I'd feel that you would still need to pay flat expenses whilst you were away. If I was in the other position and my partner announced he was going away for a couple of months, not pay anything towards our joint flat and then expect that I'd want to pick up the relationship when he gets back I'd laugh... While packing his stuff up and downloading tinder.

DramaDromedary · 19/12/2019 13:33

Definitely go. And never let a man put conditions on you living your life.

Purpleartichoke · 19/12/2019 13:34

As long as you can meet your financial commitments, I would go for it. The freedom of your mid-20s is fleeting. You also possess skills that make you a useful volunteer, unlike many people who wish to volunteer abroad.

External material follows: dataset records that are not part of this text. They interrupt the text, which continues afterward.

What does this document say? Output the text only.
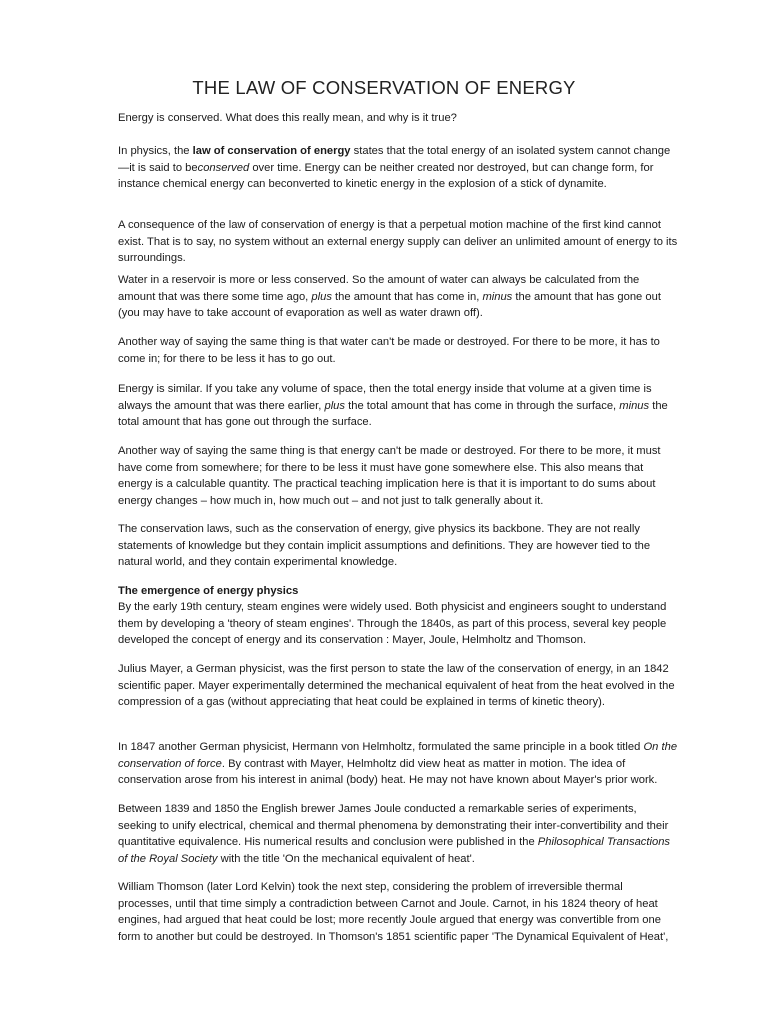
THE LAW OF CONSERVATION OF ENERGY

Energy is conserved. What does this really mean, and why is it true?

In physics, the law of conservation of energy states that the total energy of an isolated system cannot change—it is said to beconserved over time. Energy can be neither created nor destroyed, but can change form, for instance chemical energy can beconverted to kinetic energy in the explosion of a stick of dynamite.

A consequence of the law of conservation of energy is that a perpetual motion machine of the first kind cannot exist. That is to say, no system without an external energy supply can deliver an unlimited amount of energy to its surroundings.

Water in a reservoir is more or less conserved. So the amount of water can always be calculated from the amount that was there some time ago, plus the amount that has come in, minus the amount that has gone out (you may have to take account of evaporation as well as water drawn off).

Another way of saying the same thing is that water can't be made or destroyed. For there to be more, it has to come in; for there to be less it has to go out.

Energy is similar. If you take any volume of space, then the total energy inside that volume at a given time is always the amount that was there earlier, plus the total amount that has come in through the surface, minus the total amount that has gone out through the surface.

Another way of saying the same thing is that energy can't be made or destroyed. For there to be more, it must have come from somewhere; for there to be less it must have gone somewhere else. This also means that energy is a calculable quantity. The practical teaching implication here is that it is important to do sums about energy changes – how much in, how much out – and not just to talk generally about it.

The conservation laws, such as the conservation of energy, give physics its backbone. They are not really statements of knowledge but they contain implicit assumptions and definitions. They are however tied to the natural world, and they contain experimental knowledge.

The emergence of energy physics

By the early 19th century, steam engines were widely used. Both physicist and engineers sought to understand them by developing a 'theory of steam engines'. Through the 1840s, as part of this process, several key people developed the concept of energy and its conservation : Mayer, Joule, Helmholtz and Thomson.

Julius Mayer, a German physicist, was the first person to state the law of the conservation of energy, in an 1842 scientific paper. Mayer experimentally determined the mechanical equivalent of heat from the heat evolved in the compression of a gas (without appreciating that heat could be explained in terms of kinetic theory).

In 1847 another German physicist, Hermann von Helmholtz, formulated the same principle in a book titled On the conservation of force. By contrast with Mayer, Helmholtz did view heat as matter in motion. The idea of conservation arose from his interest in animal (body) heat. He may not have known about Mayer's prior work.

Between 1839 and 1850 the English brewer James Joule conducted a remarkable series of experiments, seeking to unify electrical, chemical and thermal phenomena by demonstrating their inter-convertibility and their quantitative equivalence. His numerical results and conclusion were published in the Philosophical Transactions of the Royal Society with the title 'On the mechanical equivalent of heat'.

William Thomson (later Lord Kelvin) took the next step, considering the problem of irreversible thermal processes, until that time simply a contradiction between Carnot and Joule. Carnot, in his 1824 theory of heat engines, had argued that heat could be lost; more recently Joule argued that energy was convertible from one form to another but could be destroyed. In Thomson's 1851 scientific paper 'The Dynamical Equivalent of Heat',
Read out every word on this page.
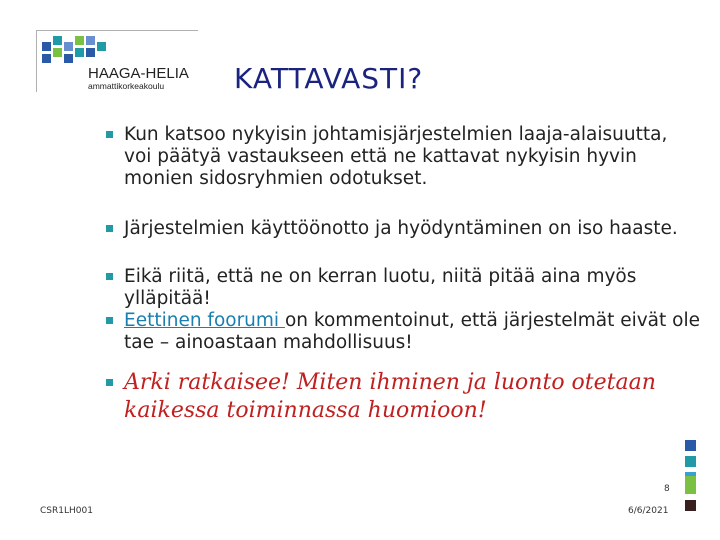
HAAGA-HELIA
ammattikorkeakoulu KATTAVASTI?
Kun katsoo nykyisin johtamisjärjestelmien laaja-alaisuutta, voi päätyä vastaukseen että ne kattavat nykyisin hyvin monien sidosryhmien odotukset.
Järjestelmien käyttöönotto ja hyödyntäminen on iso haaste.
Eikä riitä, että ne on kerran luotu, niitä pitää aina myös ylläpitää!
Eettinen foorumi on kommentoinut, että järjestelmät eivät ole tae – ainoastaan mahdollisuus!
Arki ratkaisee! Miten ihminen ja luonto otetaan kaikessa toiminnassa huomioon!
8
CSR1LH001	6/6/2021
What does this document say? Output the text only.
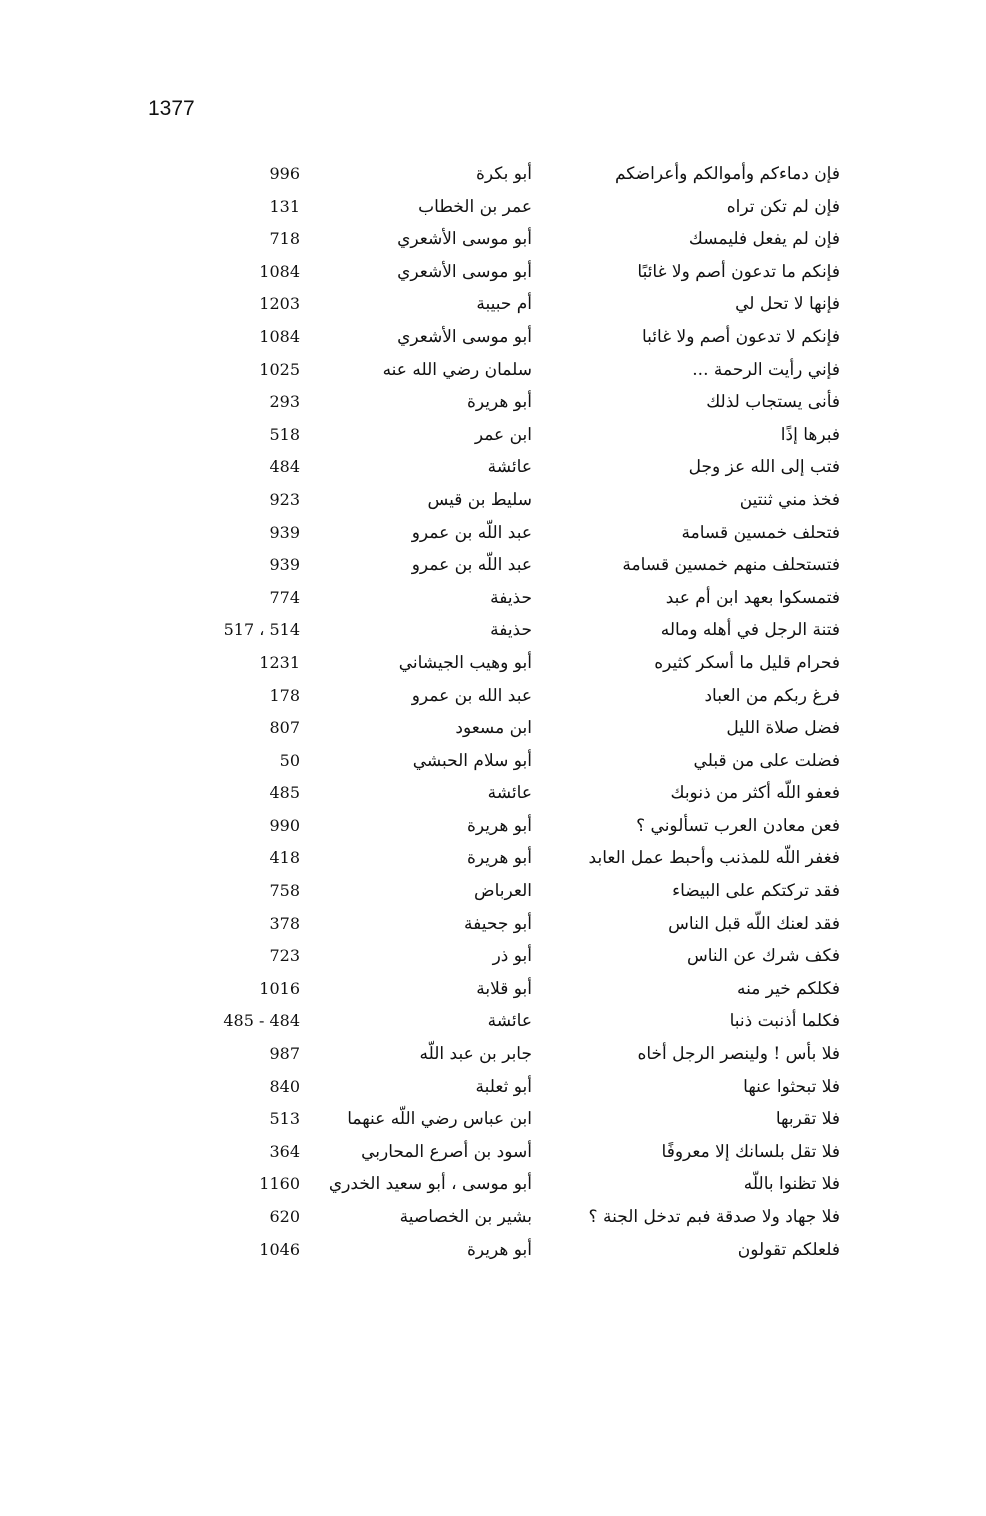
1377
فإن دماءكم وأموالكم وأعراضكم
أبو بكرة
996
فإن لم تكن تراه
عمر بن الخطاب
131
فإن لم يفعل فليمسك
أبو موسى الأشعري
718
فإنكم ما تدعون أصم ولا غائبًا
أبو موسى الأشعري
1084
فإنها لا تحل لي
أم حبيبة
1203
فإنكم لا تدعون أصم ولا غائبا
أبو موسى الأشعري
1084
فإني رأيت الرحمة ...
سلمان رضي الله عنه
1025
فأنى يستجاب لذلك
أبو هريرة
293
فبرها إذًا
ابن عمر
518
فتب إلى الله عز وجل
عائشة
484
فخذ مني ثنتين
سليط بن قيس
923
فتحلف خمسين قسامة
عبد اللّه بن عمرو
939
فتستحلف منهم خمسين قسامة
عبد اللّه بن عمرو
939
فتمسكوا بعهد ابن أم عبد
حذيفة
774
فتنة الرجل في أهله وماله
حذيفة
517 ، 514
فحرام قليل ما أسكر كثيره
أبو وهيب الجيشاني
1231
فرغ ربكم من العباد
عبد الله بن عمرو
178
فضل صلاة الليل
ابن مسعود
807
فضلت على من قبلي
أبو سلام الحبشي
50
فعفو اللّه أكثر من ذنوبك
عائشة
485
فعن معادن العرب تسألوني ؟
أبو هريرة
990
فغفر اللّه للمذنب وأحبط عمل العابد
أبو هريرة
418
فقد تركتكم على البيضاء
العرباض
758
فقد لعنك اللّه قبل الناس
أبو جحيفة
378
فكف شرك عن الناس
أبو ذر
723
فكلكم خير منه
أبو قلابة
1016
فكلما أذنبت ذنبا
عائشة
485 - 484
فلا بأس ! ولينصر الرجل أخاه
جابر بن عبد اللّه
987
فلا تبحثوا عنها
أبو ثعلبة
840
فلا تقربها
ابن عباس رضي اللّه عنهما
513
فلا تقل بلسانك إلا معروفًا
أسود بن أصرع المحاربي
364
فلا تظنوا باللّه
أبو موسى ، أبو سعيد الخدري
1160
فلا جهاد ولا صدقة فبم تدخل الجنة ؟
بشير بن الخصاصية
620
فلعلكم تقولون
أبو هريرة
1046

redappleandaquamarinebow1987 · 19/12/2019 13:36

@Alaimo how would you feel if he just informed you he was leaving for 5-10 months. It could be a case he wanted to feel like he was taken into consideration

easyandy101 · 19/12/2019 13:38

Unless you're sure you want to move back with him, or have use of flat for storage while you're away, I don't see why you need to share expenses while you're away

wow

fruitbrewhaha · 19/12/2019 16:24

There's a big world out there, full of interesting adventures.
Don't hang around here in the rain.
You could go anywhere. Work in so many places. Work for charities abroad. Why just a couple of months? I'd ditch the boyfriend and be off.